Reducing circuit to resistor and capacitor in parallel

Given the following circuit, in which the value of C1 is known to be 9.3 pF and in which the cable to the probe contributes an additional capacitance of 45 pF between the oscilloscope input and ground and an AC voltage is being applied at V1: I want to determine the input impedance as seen by V1, in the form of a single capacitor and resistor in parallel. How would one go about it?

I know that the impedance of a capacitor and resistor in parallel is given by:

$$Z = \frac{1}{1 + i \omega RC}$$

So I can find out the impedance of the C1 capacitor and 9 Mohm resistor, and of the 30pF capacitor and 1Mohm resistor and add them. How do I add, however, the impedance of the 45pF capacitor that is connected to the ground to the circuit? And, after that, how do I express the impedance of the whole circuit as a resistor and capacitor in parallel?

• Cable capacitance bit is easy it appears as a capacitor in parallel with the 30pF and you know how to add capacitors in parallel. ;) – RoyC Jan 1 '17 at 11:02

Let me redraw the circuit, and hopefully it will become clear: simulate this circuit – Schematic created using CircuitLab

Because we are interested in the impedance seen by V1, we want to reduce this entire circuit to a single impedance between V1 and ground (we don't care about V2).
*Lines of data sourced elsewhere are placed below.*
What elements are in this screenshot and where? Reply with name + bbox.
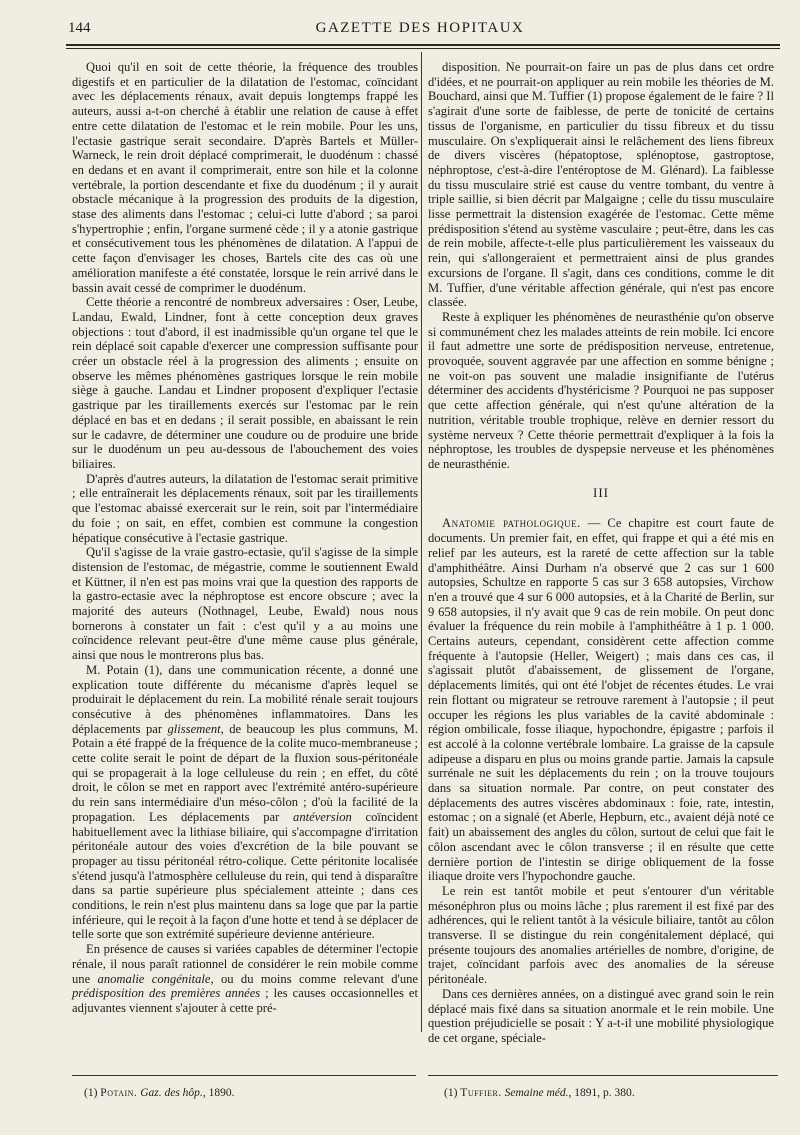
column-divider bbox=[421, 52, 422, 1032]
footnote-author: Potain. bbox=[100, 1087, 138, 1099]
footnote-detail: , 1890. bbox=[202, 1087, 235, 1099]
page-header bbox=[60, 18, 780, 40]
paragraph: D'après d'autres auteurs, la dilatation de l'estomac serait primitive ; elle entraînerait les déplacements rénaux, soit par les tiraillements que l'estomac abaissé exercerait sur le rein, soit par l'intermédiaire du foie ; on sait, en effet, combien est commune la congestion hépatique consécutive à l'ectasie gastrique. bbox=[72, 471, 418, 545]
footnote-source: Semaine méd. bbox=[504, 1087, 569, 1099]
section-heading: III bbox=[593, 484, 609, 500]
text-run: , de beaucoup les plus communs, M. Potain a été frappé de la fréquence de la colite muco-membraneuse ; cette colite serait le point de départ de la fluxion sous-péritonéale qui se propagerait à la loge celluleuse du rein ; en effet, du côté droit, le côlon se met en rapport avec l'extrémité antéro-supérieure du rein sans intermédiaire d'un méso-côlon ; d'où la facilité de la propagation. Les déplacements par bbox=[72, 721, 418, 824]
left-column bbox=[72, 60, 418, 1035]
section-label: Anatomie pathologique. bbox=[442, 516, 581, 531]
emphasis: prédisposition des premières années bbox=[72, 986, 261, 1001]
paragraph bbox=[72, 942, 418, 1016]
text-run: coïncident habituellement avec la lithiase biliaire, qui s'accompagne d'irritation péritonéale autour des voies d'excrétion de la bile pouvant se propager au tissu péritonéal rétro-colique. Cette péritonite localisée s'étend jusqu'à l'atmosphère celluleuse du rein, qui tend à disparaître dans sa partie supérieure plus spécialement atteinte ; dans ces conditions, le rein n'est plus maintenu dans sa loge que par la partie inférieure, qui le reçoit à la façon d'une hotte et tend à se déplacer de telle sorte que son extrémité supérieure devienne antérieure. bbox=[72, 809, 418, 942]
paragraph: Le rein est tantôt mobile et peut s'entourer d'un véritable mésonéphron plus ou moins lâche ; plus rarement il est fixé par des adhérences, qui le relient tantôt à la vésicule biliaire, tantôt au côlon transverse. Il se distingue du rein congénitalement déplacé, qui présente toujours des anomalies artérielles de nombre, d'origine, de trajet, coïncidant parfois avec des anomalies de la séreuse péritonéale. bbox=[428, 883, 774, 987]
footnote-marker: (1) bbox=[444, 1087, 461, 1099]
emphasis: glissement bbox=[167, 721, 221, 736]
footnote-rule bbox=[428, 1075, 778, 1076]
paragraph: Reste à expliquer les phénomènes de neurasthénie qu'on observe si communément chez les malades atteints de rein mobile. Ici encore il faut admettre une sorte de prédisposition nerveuse, entretenue, provoquée, souvent aggravée par une affection en somme bénigne ; ne voit-on pas souvent une maladie insignifiante de l'utérus déterminer des accidents d'hystéricisme ? Pourquoi ne pas supposer que cette affection générale, qui n'est qu'une altération de la nutrition, véritable trouble trophique, relève en dernier ressort du système nerveux ? Cette théorie permettrait d'expliquer à la fois la néphroptose, les troubles de dyspepsie nerveuse et les phénomènes de neurasthénie. bbox=[428, 309, 774, 471]
paragraph: disposition. Ne pourrait-on faire un pas de plus dans cet ordre d'idées, et ne pourrait-on appliquer au rein mobile les théories de M. Bouchard, ainsi que M. Tuffier (1) propose également de le faire ? Il s'agirait d'une sorte de faiblesse, de perte de tonicité de certains tissus de l'organisme, en particulier du tissu fibreux et du tissu musculaire. On s'expliquerait ainsi le relâchement des liens fibreux de divers viscères (hépatoptose, splénoptose, gastroptose, néphroptose, c'est-à-dire l'entéroptose de M. Glénard). La faiblesse du tissu musculaire strié est cause du ventre tombant, du ventre à triple saillie, si bien décrit par Malgaigne ; celle du tissu musculaire lisse permettrait la distension exagérée de l'estomac. Cette même prédisposition s'étend au système vasculaire ; peut-être, dans les cas de rein mobile, affecte-t-elle plus particulièrement les vaisseaux du rein, qui s'allongeraient et permettraient ainsi de plus grandes excursions de l'organe. Il s'agit, dans ces conditions, comme le dit M. Tuffier, d'une véritable affection générale, qui n'est pas encore classée. bbox=[428, 60, 774, 310]
page-number: 144 bbox=[68, 20, 91, 36]
text-run: — Ce chapitre est court faute de documents. Un premier fait, en effet, qui frappe et qui a été mis en relief par les auteurs, est la rareté de cette affection sur la table d'amphithéâtre. Ainsi Durham n'a observé que 2 cas sur 1 600 autopsies, Schultze en rapporte 5 cas sur 3 658 autopsies, Virchow n'en a trouvé que 4 sur 6 000 autopsies, et à la Charité de Berlin, sur 9 658 autopsies, il n'y avait que 9 cas de rein mobile. On peut donc évaluer la fréquence du rein mobile à l'amphithéâtre à 1 p. 1 000. Certains auteurs, cependant, considèrent cette affection comme fréquente à l'autopsie (Heller, Weigert) ; mais dans ces cas, il s'agissait plutôt d'abaissement, de glissement de l'organe, déplacements limités, qui ont été l'objet de récentes études. Le vrai rein flottant ou migrateur se retrouve rarement à l'autopsie ; il peut occuper les régions les plus variables de la cavité abdominale : région ombilicale, fosse iliaque, hypochondre, épigastre ; parfois il est accolé à la colonne vertébrale lombaire. La graisse de la capsule adipeuse a disparu en plus ou moins grande partie. Jamais la capsule surrénale ne suit les déplacements du rein ; on la trouve toujours dans sa situation normale. Par contre, on peut constater des déplacements des autres viscères abdominaux : foie, rate, intestin, estomac ; on a signalé (et Aberle, Hepburn, etc., avaient déjà noté ce fait) un abaissement des angles du côlon, surtout de celui que fait le côlon ascendant avec le côlon transverse ; il en résulte que cette dernière portion de l'intestin se dirige obliquement de la fosse iliaque droite vers l'hypochondre gauche. bbox=[428, 516, 774, 884]
footnote-source: Gaz. des hôp. bbox=[140, 1087, 203, 1099]
emphasis: antéversion bbox=[293, 809, 352, 824]
paragraph: Qu'il s'agisse de la vraie gastro-ectasie, qu'il s'agisse de la simple distension de l'estomac, de mégastrie, comme le soutiennent Ewald et Küttner, il n'en est pas moins vrai que la question des rapports de la gastro-ectasie avec la néphroptose est encore obscure ; avec la majorité des auteurs (Nothnagel, Leube, Ewald) nous nous bornerons à constater un fait : c'est qu'il y a au moins une coïncidence relevant peut-être d'une même cause plus générale, ainsi que nous le montrerons plus bas. bbox=[72, 545, 418, 663]
text-run: , ou du moins comme relevant d'une bbox=[210, 971, 419, 986]
emphasis: anomalie congénitale bbox=[97, 971, 211, 986]
journal-title: GAZETTE DES HOPITAUX bbox=[315, 20, 525, 36]
footnote-author: Tuffier. bbox=[460, 1087, 502, 1099]
text-run: ; les causes occasionnelles et adjuvantes viennent s'ajouter à cette pré- bbox=[72, 986, 418, 1015]
footnote bbox=[84, 1086, 414, 1100]
paragraph: Cette théorie a rencontré de nombreux adversaires : Oser, Leube, Landau, Ewald, Lindner, font à cette conception deux graves objections : tout d'abord, il est inadmissible qu'un organe tel que le rein déplacé soit capable d'exercer une compression suffisante pour créer un obstacle réel à la progression des aliments ; ensuite on observe les mêmes phénomènes gastriques lorsque le rein mobile siège à gauche. Landau et Lindner proposent d'expliquer l'ectasie gastrique par les tiraillements exercés sur l'estomac par le rein déplacé en bas et en dedans ; il serait possible, en abaissant le rein sur le cadavre, de déterminer une coudure ou de produire une bride sur le duodénum un peu au-dessous de l'abouchement des voies biliaires. bbox=[72, 295, 418, 471]
right-column bbox=[428, 60, 774, 1045]
text-run: En présence de causes si variées capables de déterminer l'ectopie rénale, il nous paraît rationnel de considérer le rein mobile comme une bbox=[72, 942, 418, 986]
paragraph: Dans ces dernières années, on a distingué avec grand soin le rein déplacé mais fixé dans sa situation anormale et le rein mobile. Une question préjudicielle se posait : Y a-t-il une mobilité physiologique de cet organe, spéciale- bbox=[428, 986, 774, 1045]
footnote bbox=[444, 1086, 774, 1100]
paragraph bbox=[428, 516, 774, 884]
footnote-marker: (1) bbox=[84, 1087, 101, 1099]
paragraph: Quoi qu'il en soit de cette théorie, la fréquence des troubles digestifs et en particulier de la dilatation de l'estomac, coïncidant avec les déplacements rénaux, avait depuis longtemps frappé les auteurs, aussi a-t-on cherché à établir une relation de cause à effet entre cette dilatation de l'estomac et le rein mobile. Pour les uns, l'ectasie gastrique serait secondaire. D'après Bartels et Müller-Warneck, le rein droit déplacé comprimerait, le duodénum : chassé en dedans et en avant il comprimerait, entre son hile et la colonne vertébrale, la portion descendante et fixe du duodénum ; il y aurait obstacle mécanique à la progression des produits de la digestion, stase des aliments dans l'estomac ; celui-ci lutte d'abord ; sa paroi s'hypertrophie ; enfin, l'organe surmené cède ; il y a atonie gastrique et consécutivement tous les phénomènes de dilatation. A l'appui de cette façon d'envisager les choses, Bartels cite des cas où une amélioration manifeste a été constatée, lorsque le rein arrivé dans le bassin avait cessé de comprimer le duodénum. bbox=[72, 60, 418, 295]
header-rule bbox=[66, 44, 780, 49]
text-run: M. Potain (1), dans une communication récente, a donné une explication toute différente du mécanisme d'après lequel se produirait le déplacement du rein. La mobilité rénale serait toujours consécutive à des phénomènes inflammatoires. Dans les déplacements par bbox=[72, 662, 418, 736]
footnote-rule bbox=[72, 1075, 416, 1076]
footnote-detail: , 1891, p. 380. bbox=[568, 1087, 635, 1099]
paragraph bbox=[72, 663, 418, 942]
So:

• combine C2 and C3
• reduce C1/R1 to a single impedance (Z1)
• reduce R2/(C2+C3) to a single impedance (Z2)
• sum Z1 and Z2 to obtain the total impedance
• separate the total impedance into real (resistance) and imaginary (capacitance) to obtain the "resistor and capacitor in parallel" part.

Performing these calculations in the $s$-domain will make it much more straightforward.
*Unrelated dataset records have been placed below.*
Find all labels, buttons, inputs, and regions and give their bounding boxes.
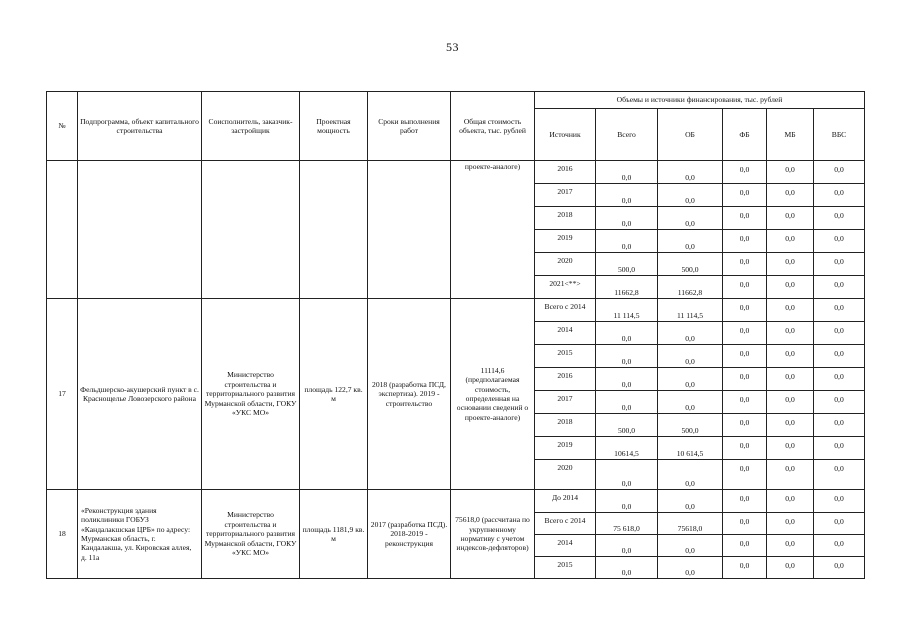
header-cost: Общая стоимость объекта, тыс. рублей: [451, 92, 535, 161]
vbs-cell: 0,0: [814, 184, 865, 207]
mb-cell: 0,0: [767, 513, 814, 535]
fb-cell: 0,0: [723, 535, 767, 557]
source-cell: 2015: [535, 345, 596, 368]
source-cell: 2017: [535, 184, 596, 207]
source-cell: 2014: [535, 322, 596, 345]
ob-cell: 11 114,5: [658, 299, 723, 322]
header-terms: Сроки выполнения работ: [368, 92, 451, 161]
source-cell: 2021<**>: [535, 276, 596, 299]
fb-cell: 0,0: [723, 513, 767, 535]
cost: 11114,6 (предполагаемая стоимость, определенная на основании сведений о проекте-аналоге): [451, 299, 535, 490]
fb-cell: 0,0: [723, 345, 767, 368]
total-cell: 75 618,0: [596, 513, 658, 535]
source-cell: 2020: [535, 460, 596, 490]
total-cell: 0,0: [596, 557, 658, 579]
block1-name: [78, 161, 202, 299]
object-name: «Реконструкция здания поликлиники ГОБУЗ «Кандалакшская ЦРБ» по адресу: Мурманская область, г. Кандалакша, ул. Кировская аллея, д. 11а: [78, 490, 202, 579]
mb-cell: 0,0: [767, 207, 814, 230]
total-cell: 0,0: [596, 535, 658, 557]
source-cell: 2015: [535, 557, 596, 579]
mb-cell: 0,0: [767, 253, 814, 276]
block1-coexecutor: [202, 161, 300, 299]
ob-cell: 0,0: [658, 490, 723, 513]
vbs-cell: 0,0: [814, 345, 865, 368]
fb-cell: 0,0: [723, 460, 767, 490]
financing-table: [46, 91, 865, 579]
total-cell: 0,0: [596, 322, 658, 345]
total-cell: 0,0: [596, 230, 658, 253]
item-number: 18: [47, 490, 78, 579]
fb-cell: 0,0: [723, 322, 767, 345]
ob-cell: 0,0: [658, 184, 723, 207]
header-coexecutor: Соисполнитель, заказчик-застройщик: [202, 92, 300, 161]
source-cell: 2014: [535, 535, 596, 557]
source-cell: 2018: [535, 414, 596, 437]
ob-cell: 0,0: [658, 391, 723, 414]
vbs-cell: 0,0: [814, 368, 865, 391]
fb-cell: 0,0: [723, 207, 767, 230]
ob-cell: 75618,0: [658, 513, 723, 535]
vbs-cell: 0,0: [814, 161, 865, 184]
total-cell: 10614,5: [596, 437, 658, 460]
total-cell: 0,0: [596, 368, 658, 391]
header-total: Всего: [596, 109, 658, 161]
coexecutor: Министерство строительства и территориального развития Мурманской области, ГОКУ «УКС МО»: [202, 299, 300, 490]
header-fb: ФБ: [723, 109, 767, 161]
mb-cell: 0,0: [767, 161, 814, 184]
vbs-cell: 0,0: [814, 230, 865, 253]
source-cell: До 2014: [535, 490, 596, 513]
header-subprogram: Подпрограмма, объект капитального строительства: [78, 92, 202, 161]
cost: 75618,0 (рассчитана по укрупненному нормативу с учетом индексов-дефляторов): [451, 490, 535, 579]
vbs-cell: 0,0: [814, 322, 865, 345]
mb-cell: 0,0: [767, 437, 814, 460]
vbs-cell: 0,0: [814, 253, 865, 276]
capacity: площадь 1181,9 кв. м: [300, 490, 368, 579]
mb-cell: 0,0: [767, 184, 814, 207]
ob-cell: 500,0: [658, 253, 723, 276]
vbs-cell: 0,0: [814, 299, 865, 322]
source-cell: 2016: [535, 161, 596, 184]
header-vbs: ВБС: [814, 109, 865, 161]
total-cell: 0,0: [596, 207, 658, 230]
header-mb: МБ: [767, 109, 814, 161]
mb-cell: 0,0: [767, 322, 814, 345]
source-cell: 2017: [535, 391, 596, 414]
mb-cell: 0,0: [767, 414, 814, 437]
ob-cell: 0,0: [658, 322, 723, 345]
fb-cell: 0,0: [723, 414, 767, 437]
source-cell: 2020: [535, 253, 596, 276]
total-cell: 0,0: [596, 184, 658, 207]
coexecutor: Министерство строительства и территориального развития Мурманской области, ГОКУ «УКС МО»: [202, 490, 300, 579]
source-cell: Всего с 2014: [535, 513, 596, 535]
ob-cell: 500,0: [658, 414, 723, 437]
mb-cell: 0,0: [767, 460, 814, 490]
total-cell: 11662,8: [596, 276, 658, 299]
vbs-cell: 0,0: [814, 535, 865, 557]
block1-terms: [368, 161, 451, 299]
mb-cell: 0,0: [767, 535, 814, 557]
object-name: Фельдшерско-акушерский пункт в с. Краснощелье Ловозерского района: [78, 299, 202, 490]
fb-cell: 0,0: [723, 391, 767, 414]
fb-cell: 0,0: [723, 557, 767, 579]
total-cell: 0,0: [596, 460, 658, 490]
ob-cell: 0,0: [658, 230, 723, 253]
mb-cell: 0,0: [767, 299, 814, 322]
vbs-cell: 0,0: [814, 414, 865, 437]
ob-cell: 11662,8: [658, 276, 723, 299]
header-capacity: Проектная мощность: [300, 92, 368, 161]
fb-cell: 0,0: [723, 299, 767, 322]
terms: 2017 (разработка ПСД). 2018-2019 - реконструкция: [368, 490, 451, 579]
header-ob: ОБ: [658, 109, 723, 161]
mb-cell: 0,0: [767, 391, 814, 414]
fb-cell: 0,0: [723, 437, 767, 460]
mb-cell: 0,0: [767, 276, 814, 299]
header-funding: Объемы и источники финансирования, тыс. рублей: [535, 92, 865, 109]
terms: 2018 (разработка ПСД, экспертиза). 2019 - строительство: [368, 299, 451, 490]
vbs-cell: 0,0: [814, 437, 865, 460]
total-cell: 0,0: [596, 391, 658, 414]
total-cell: 500,0: [596, 414, 658, 437]
ob-cell: 0,0: [658, 161, 723, 184]
mb-cell: 0,0: [767, 490, 814, 513]
vbs-cell: 0,0: [814, 460, 865, 490]
source-cell: 2018: [535, 207, 596, 230]
ob-cell: 0,0: [658, 368, 723, 391]
ob-cell: 0,0: [658, 557, 723, 579]
ob-cell: 0,0: [658, 535, 723, 557]
vbs-cell: 0,0: [814, 513, 865, 535]
source-cell: 2019: [535, 437, 596, 460]
vbs-cell: 0,0: [814, 276, 865, 299]
vbs-cell: 0,0: [814, 391, 865, 414]
source-cell: 2016: [535, 368, 596, 391]
mb-cell: 0,0: [767, 345, 814, 368]
total-cell: 0,0: [596, 161, 658, 184]
total-cell: 11 114,5: [596, 299, 658, 322]
vbs-cell: 0,0: [814, 490, 865, 513]
block1-capacity: [300, 161, 368, 299]
mb-cell: 0,0: [767, 368, 814, 391]
mb-cell: 0,0: [767, 557, 814, 579]
mb-cell: 0,0: [767, 230, 814, 253]
header-num: №: [47, 92, 78, 161]
fb-cell: 0,0: [723, 490, 767, 513]
fb-cell: 0,0: [723, 276, 767, 299]
ob-cell: 0,0: [658, 207, 723, 230]
fb-cell: 0,0: [723, 253, 767, 276]
fb-cell: 0,0: [723, 230, 767, 253]
ob-cell: 10 614,5: [658, 437, 723, 460]
fb-cell: 0,0: [723, 161, 767, 184]
vbs-cell: 0,0: [814, 557, 865, 579]
total-cell: 0,0: [596, 345, 658, 368]
total-cell: 0,0: [596, 490, 658, 513]
block1-num: [47, 161, 78, 299]
fb-cell: 0,0: [723, 368, 767, 391]
vbs-cell: 0,0: [814, 207, 865, 230]
total-cell: 500,0: [596, 253, 658, 276]
item-number: 17: [47, 299, 78, 490]
block1-cost: проекте-аналоге): [451, 161, 535, 299]
source-cell: Всего с 2014: [535, 299, 596, 322]
source-cell: 2019: [535, 230, 596, 253]
capacity: площадь 122,7 кв. м: [300, 299, 368, 490]
fb-cell: 0,0: [723, 184, 767, 207]
page-number: 53: [446, 40, 459, 54]
header-source: Источник: [535, 109, 596, 161]
ob-cell: 0,0: [658, 460, 723, 490]
ob-cell: 0,0: [658, 345, 723, 368]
Being picky: EEs use j rather than i for the square root of -1, because i is used for current.

The impedance of a resistor and capacitor in parallel is R/(jwRC+1): note the numerator. You can sanity check impedance expressions, and transfer functions in general, by making sure the values at DC and at very high frequency are correct. A parallel RC should look like R at DC, and a short circuit at high frequency.

It's a 10 to 1 probe compensation scheme. The capacitors are picked so that R1C1 = R2C2, making the overall attenuation a real number - frequency independent - in this case 1/10. The input impedance is the sum of the R1C1 and R2C2 impedances. (R1 + R2)/(jwRC +1), where RC is either R1C1 or R2C2. Resolving it into a single RC parallel equivalent takes some fiddling. We already know the numerator will be R1+R2. In the denominator we can replace R with R1+R2 and replace C with R1C1/(R1+R2), ending up with the same corner frequency. That makes our input equivalent 10 megohms in parallel with C1*0.9.

That's how it's all supposed to work. Your capacitor values are off somewhat. I suspect what you're showing as 9.3 pF is actually an adjustable compensation capacitor.